Judges overrule recount decision, leading to tie in race that will determine which party is in charge
RICHMOND (CFP) — A slip of paper drawn from a bowl on December 27 may determine whether Republicans keep control of the Virginia House of Delegates by a single vote or have to share control with Democrats, after a three-judge panel decided that a race in Newport News between Republican Delegate David Yancey and his Democratic challenger, Shelly Simonds, was a tie.
With Republicans having a 50-49 advantage in the 99 House races already decided, the outcome of the race between Yancey and Simonds will decide if Republicans keep or share control of the chamber. And because state law requires ties to be broken by drawing lots, a critical issue of legislative control may be, literally, left up to chance.
A December 19 recount gave Simonds a one-vote victory over Yancey, out of nearly 24,000 votes cast. But the panel of judges who met to certify the results the next day decided that a ballot in which the bubbles for both candidates were filled in, but the bubble for Simonds was then crossed off, should be counted as a vote for Yancey because the voter chose Republicans in the other races on the ballot. (See ballot below)
During the recount, that ballot had been discounted on the grounds that the voter had overvoted, or chosen both candidates. Once the judges put it in Yancey’s column, Simonds’s one-vote win became a tie.

Shelly Simonds
However, Simonds is now considering legal action in the wake of the judges’ decision to reexamine a single ballot at Yancey’s request, even after Republican leaders conceded the race when the outcome of the recount was announced.

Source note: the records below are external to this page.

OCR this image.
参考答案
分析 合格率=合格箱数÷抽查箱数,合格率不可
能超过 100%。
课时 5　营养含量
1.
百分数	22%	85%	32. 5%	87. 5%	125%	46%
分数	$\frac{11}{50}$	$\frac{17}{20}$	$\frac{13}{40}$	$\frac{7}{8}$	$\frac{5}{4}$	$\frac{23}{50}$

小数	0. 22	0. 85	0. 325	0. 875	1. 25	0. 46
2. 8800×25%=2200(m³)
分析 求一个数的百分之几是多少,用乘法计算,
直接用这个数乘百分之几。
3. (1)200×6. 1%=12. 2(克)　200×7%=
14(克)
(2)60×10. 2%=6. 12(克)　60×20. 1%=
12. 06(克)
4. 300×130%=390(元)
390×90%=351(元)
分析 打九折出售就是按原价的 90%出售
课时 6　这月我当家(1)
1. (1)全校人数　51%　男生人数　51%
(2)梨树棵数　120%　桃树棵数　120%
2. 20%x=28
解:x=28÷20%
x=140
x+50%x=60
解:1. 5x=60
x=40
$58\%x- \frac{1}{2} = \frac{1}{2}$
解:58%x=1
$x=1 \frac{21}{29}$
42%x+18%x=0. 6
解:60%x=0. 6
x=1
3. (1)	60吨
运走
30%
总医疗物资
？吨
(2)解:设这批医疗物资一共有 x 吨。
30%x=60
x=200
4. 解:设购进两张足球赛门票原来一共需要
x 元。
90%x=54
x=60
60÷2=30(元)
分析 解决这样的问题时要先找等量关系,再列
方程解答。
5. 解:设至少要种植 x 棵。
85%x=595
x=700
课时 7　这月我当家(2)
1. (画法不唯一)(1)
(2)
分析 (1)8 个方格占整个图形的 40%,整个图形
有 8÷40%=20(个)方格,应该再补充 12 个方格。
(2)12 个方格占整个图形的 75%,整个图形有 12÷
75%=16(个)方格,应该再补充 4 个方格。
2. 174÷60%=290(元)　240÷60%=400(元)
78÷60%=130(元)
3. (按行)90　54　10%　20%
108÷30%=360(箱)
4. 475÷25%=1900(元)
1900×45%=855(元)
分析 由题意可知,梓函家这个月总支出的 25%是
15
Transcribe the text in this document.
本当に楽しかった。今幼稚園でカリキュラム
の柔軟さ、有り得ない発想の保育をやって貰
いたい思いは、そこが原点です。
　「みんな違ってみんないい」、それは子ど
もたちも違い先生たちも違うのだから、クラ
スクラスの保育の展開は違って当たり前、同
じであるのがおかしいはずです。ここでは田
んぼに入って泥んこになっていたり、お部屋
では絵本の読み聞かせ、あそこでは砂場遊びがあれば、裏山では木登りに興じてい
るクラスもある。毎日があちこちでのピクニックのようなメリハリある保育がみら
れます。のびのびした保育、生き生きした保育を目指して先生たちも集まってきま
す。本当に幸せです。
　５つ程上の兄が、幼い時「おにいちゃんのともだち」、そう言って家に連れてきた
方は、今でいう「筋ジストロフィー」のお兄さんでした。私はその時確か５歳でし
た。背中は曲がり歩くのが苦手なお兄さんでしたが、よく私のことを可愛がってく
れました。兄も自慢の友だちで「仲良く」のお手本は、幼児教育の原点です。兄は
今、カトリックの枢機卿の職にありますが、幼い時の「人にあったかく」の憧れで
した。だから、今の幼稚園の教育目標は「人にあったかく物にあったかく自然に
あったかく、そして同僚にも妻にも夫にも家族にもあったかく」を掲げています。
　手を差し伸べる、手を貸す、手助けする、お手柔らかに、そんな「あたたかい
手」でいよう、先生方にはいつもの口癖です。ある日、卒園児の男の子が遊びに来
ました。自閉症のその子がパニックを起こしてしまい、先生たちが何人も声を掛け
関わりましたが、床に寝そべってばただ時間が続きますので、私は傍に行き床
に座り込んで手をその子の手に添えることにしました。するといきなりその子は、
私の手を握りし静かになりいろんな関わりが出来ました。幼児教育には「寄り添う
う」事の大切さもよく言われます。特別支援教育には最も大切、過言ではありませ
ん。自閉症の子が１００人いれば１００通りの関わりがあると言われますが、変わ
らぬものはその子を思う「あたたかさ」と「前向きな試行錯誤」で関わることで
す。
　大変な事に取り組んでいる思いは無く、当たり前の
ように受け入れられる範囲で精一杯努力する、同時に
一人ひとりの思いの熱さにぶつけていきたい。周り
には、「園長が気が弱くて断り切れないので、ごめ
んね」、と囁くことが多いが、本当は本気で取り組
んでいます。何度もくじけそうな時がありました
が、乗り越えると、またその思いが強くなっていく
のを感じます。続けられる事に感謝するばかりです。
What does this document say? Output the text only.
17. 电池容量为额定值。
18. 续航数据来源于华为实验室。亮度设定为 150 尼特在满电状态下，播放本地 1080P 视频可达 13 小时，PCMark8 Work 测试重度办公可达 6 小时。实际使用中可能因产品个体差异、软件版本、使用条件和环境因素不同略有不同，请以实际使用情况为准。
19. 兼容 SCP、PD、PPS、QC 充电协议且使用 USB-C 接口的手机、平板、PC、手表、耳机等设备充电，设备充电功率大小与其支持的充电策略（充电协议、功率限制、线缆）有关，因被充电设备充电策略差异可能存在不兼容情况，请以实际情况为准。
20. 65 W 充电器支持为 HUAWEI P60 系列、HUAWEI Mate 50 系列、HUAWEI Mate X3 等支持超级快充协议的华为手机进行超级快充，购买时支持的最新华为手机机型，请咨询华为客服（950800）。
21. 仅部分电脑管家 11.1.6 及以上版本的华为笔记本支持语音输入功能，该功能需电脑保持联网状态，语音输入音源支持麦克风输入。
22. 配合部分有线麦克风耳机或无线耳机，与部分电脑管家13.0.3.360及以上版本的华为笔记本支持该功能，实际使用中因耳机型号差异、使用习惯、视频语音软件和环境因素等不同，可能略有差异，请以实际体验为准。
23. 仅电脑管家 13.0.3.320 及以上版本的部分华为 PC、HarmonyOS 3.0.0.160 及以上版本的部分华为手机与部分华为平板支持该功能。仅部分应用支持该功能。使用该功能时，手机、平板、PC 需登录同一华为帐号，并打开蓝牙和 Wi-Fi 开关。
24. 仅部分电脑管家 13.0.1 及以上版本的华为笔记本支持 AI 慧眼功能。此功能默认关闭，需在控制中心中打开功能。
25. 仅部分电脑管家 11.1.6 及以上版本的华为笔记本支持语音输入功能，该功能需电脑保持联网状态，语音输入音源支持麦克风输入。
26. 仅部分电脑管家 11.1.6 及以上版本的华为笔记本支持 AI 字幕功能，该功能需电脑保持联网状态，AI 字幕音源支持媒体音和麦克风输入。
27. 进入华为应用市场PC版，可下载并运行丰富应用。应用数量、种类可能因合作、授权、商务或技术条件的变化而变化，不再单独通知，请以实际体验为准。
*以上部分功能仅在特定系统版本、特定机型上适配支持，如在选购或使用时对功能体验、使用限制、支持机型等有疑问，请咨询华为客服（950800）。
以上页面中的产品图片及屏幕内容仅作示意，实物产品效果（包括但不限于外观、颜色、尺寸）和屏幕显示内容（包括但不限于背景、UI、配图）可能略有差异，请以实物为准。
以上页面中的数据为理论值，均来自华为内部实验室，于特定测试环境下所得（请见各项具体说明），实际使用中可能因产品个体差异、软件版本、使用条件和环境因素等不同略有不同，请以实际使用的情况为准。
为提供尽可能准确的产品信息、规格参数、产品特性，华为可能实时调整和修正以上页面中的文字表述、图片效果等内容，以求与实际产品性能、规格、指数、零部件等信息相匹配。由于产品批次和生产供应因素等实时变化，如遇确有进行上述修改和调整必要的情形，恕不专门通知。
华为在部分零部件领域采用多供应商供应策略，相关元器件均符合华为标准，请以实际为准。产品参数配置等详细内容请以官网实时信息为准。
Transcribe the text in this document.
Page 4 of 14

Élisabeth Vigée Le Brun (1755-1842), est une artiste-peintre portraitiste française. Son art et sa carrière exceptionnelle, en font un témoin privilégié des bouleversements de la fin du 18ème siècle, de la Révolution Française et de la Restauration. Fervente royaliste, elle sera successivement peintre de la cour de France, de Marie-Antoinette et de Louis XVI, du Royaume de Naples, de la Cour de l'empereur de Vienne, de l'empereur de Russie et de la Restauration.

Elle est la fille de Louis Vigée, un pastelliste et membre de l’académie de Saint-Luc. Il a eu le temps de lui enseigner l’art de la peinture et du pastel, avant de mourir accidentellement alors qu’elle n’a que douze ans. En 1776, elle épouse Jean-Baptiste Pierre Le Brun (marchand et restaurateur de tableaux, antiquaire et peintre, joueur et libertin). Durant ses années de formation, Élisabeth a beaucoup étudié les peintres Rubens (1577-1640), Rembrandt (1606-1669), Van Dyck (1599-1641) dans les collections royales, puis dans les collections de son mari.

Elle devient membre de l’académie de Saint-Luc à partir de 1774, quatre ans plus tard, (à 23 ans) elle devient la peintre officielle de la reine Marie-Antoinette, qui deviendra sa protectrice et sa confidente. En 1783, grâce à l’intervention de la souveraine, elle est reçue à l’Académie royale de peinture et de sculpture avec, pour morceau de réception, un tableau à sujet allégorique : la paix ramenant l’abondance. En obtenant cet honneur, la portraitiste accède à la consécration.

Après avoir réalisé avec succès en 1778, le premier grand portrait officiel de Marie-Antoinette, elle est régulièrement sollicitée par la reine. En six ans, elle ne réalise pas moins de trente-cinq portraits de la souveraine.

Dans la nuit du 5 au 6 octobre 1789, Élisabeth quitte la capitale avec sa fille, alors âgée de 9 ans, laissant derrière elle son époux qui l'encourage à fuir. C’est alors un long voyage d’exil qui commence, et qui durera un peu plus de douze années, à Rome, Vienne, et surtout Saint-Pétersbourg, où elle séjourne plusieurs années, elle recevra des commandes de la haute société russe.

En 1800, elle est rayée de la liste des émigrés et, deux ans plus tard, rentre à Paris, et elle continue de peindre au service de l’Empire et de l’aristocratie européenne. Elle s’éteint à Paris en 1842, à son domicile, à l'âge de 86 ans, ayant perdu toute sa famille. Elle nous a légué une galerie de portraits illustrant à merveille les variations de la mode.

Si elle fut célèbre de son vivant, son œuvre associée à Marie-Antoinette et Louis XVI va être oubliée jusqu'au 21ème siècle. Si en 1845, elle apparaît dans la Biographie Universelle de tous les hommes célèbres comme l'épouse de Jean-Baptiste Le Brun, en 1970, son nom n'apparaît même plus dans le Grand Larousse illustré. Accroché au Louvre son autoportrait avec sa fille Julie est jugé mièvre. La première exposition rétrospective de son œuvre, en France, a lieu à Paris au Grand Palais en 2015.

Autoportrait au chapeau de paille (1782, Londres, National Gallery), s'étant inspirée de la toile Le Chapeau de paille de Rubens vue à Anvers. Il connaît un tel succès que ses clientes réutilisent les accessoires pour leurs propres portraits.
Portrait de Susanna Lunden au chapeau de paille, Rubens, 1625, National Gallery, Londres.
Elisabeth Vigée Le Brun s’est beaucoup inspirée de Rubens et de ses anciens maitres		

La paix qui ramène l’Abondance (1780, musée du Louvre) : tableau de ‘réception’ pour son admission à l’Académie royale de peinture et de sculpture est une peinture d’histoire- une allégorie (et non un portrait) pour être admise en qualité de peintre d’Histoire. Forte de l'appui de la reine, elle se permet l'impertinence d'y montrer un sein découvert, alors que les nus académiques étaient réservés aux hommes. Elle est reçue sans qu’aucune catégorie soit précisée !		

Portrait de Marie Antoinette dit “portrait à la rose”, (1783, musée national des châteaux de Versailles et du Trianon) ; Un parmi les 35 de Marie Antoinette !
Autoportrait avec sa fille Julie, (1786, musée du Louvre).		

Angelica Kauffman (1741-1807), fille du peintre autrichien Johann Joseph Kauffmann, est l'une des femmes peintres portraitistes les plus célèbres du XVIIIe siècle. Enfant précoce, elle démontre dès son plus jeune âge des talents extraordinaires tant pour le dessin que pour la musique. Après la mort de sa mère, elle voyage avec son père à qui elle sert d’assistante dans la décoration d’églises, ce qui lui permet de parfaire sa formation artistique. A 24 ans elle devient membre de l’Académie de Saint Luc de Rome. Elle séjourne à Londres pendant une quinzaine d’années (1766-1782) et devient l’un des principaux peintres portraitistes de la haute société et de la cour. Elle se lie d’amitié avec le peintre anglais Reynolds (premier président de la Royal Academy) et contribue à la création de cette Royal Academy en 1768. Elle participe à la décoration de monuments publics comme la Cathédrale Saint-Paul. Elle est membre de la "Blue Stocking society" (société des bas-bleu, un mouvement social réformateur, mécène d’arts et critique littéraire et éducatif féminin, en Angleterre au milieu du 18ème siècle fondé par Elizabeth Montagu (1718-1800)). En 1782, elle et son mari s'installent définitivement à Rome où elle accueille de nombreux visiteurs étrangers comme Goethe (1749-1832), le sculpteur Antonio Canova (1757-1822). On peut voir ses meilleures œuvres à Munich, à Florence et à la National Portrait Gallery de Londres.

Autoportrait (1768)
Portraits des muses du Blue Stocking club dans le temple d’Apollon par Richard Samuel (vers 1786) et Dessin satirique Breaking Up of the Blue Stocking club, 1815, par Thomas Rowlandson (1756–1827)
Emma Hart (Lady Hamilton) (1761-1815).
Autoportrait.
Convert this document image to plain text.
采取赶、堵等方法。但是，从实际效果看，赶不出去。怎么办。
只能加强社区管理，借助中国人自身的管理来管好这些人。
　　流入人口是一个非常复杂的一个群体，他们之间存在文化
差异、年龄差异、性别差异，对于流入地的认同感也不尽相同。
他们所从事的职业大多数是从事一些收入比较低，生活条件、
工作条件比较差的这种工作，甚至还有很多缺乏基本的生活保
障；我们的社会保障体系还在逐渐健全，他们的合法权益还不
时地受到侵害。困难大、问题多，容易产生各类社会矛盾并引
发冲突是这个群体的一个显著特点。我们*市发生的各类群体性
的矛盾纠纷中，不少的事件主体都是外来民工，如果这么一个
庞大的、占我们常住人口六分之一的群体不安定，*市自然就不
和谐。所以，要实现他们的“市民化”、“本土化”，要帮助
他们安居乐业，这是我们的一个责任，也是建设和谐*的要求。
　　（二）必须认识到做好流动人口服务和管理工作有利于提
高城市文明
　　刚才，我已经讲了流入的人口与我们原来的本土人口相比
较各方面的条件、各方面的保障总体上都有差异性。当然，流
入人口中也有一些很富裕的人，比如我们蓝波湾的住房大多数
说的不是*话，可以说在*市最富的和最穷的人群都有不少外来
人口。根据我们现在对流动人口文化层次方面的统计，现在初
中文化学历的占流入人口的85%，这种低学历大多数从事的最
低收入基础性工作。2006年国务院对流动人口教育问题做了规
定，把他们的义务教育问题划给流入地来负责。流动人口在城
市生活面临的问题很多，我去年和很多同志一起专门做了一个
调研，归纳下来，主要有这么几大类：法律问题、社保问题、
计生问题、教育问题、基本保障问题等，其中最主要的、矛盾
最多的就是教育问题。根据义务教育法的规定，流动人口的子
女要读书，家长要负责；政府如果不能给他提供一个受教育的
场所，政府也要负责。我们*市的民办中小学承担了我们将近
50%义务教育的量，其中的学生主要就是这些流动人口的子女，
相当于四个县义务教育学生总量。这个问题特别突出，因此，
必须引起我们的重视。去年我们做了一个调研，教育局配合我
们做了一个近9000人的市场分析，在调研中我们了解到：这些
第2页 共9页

“If we were going to be pulling out individual ballots, you can believe me, we would have had a few that we would have wanted the judges to look at as well,” Simonds said in an interview with MSNBC.
As things now stand, with all recounts complete, Republicans have won 50 seats in the 100-member chamber, and Democrats 49, with the District 94 seat still to be decided. However, Democrats have gone to federal court seeking a new election in District 28 in Fredericksburg, where the GOP candidate had an 73-vote lead after a recount, on the grounds that 147 voters may have cast ballots in the wrong election. A hearing in that case has been set for January 5.
State elections officials have indicated that to settle the tie, they will likely employ the procedure used to decide the order of candidates’ names on the ballot, in which pieces of paper are put in canisters that are then drawn from a glass bowl. The drawing has been scheduled for 11 a.m. on December 27 at the Patrick Henry Building in Richmond.
Heading into the November election, Republicans held a commanding 66-34 lead in the House of Delegates. But Democrats, riding a surge of suburban support, flipped 16 seats and took out 13 Republican incumbents to threaten 18 years of GOP control.
Republicans hold a narrow 21-19 lead in the Virginia Senate, whose members come up for election in 2019.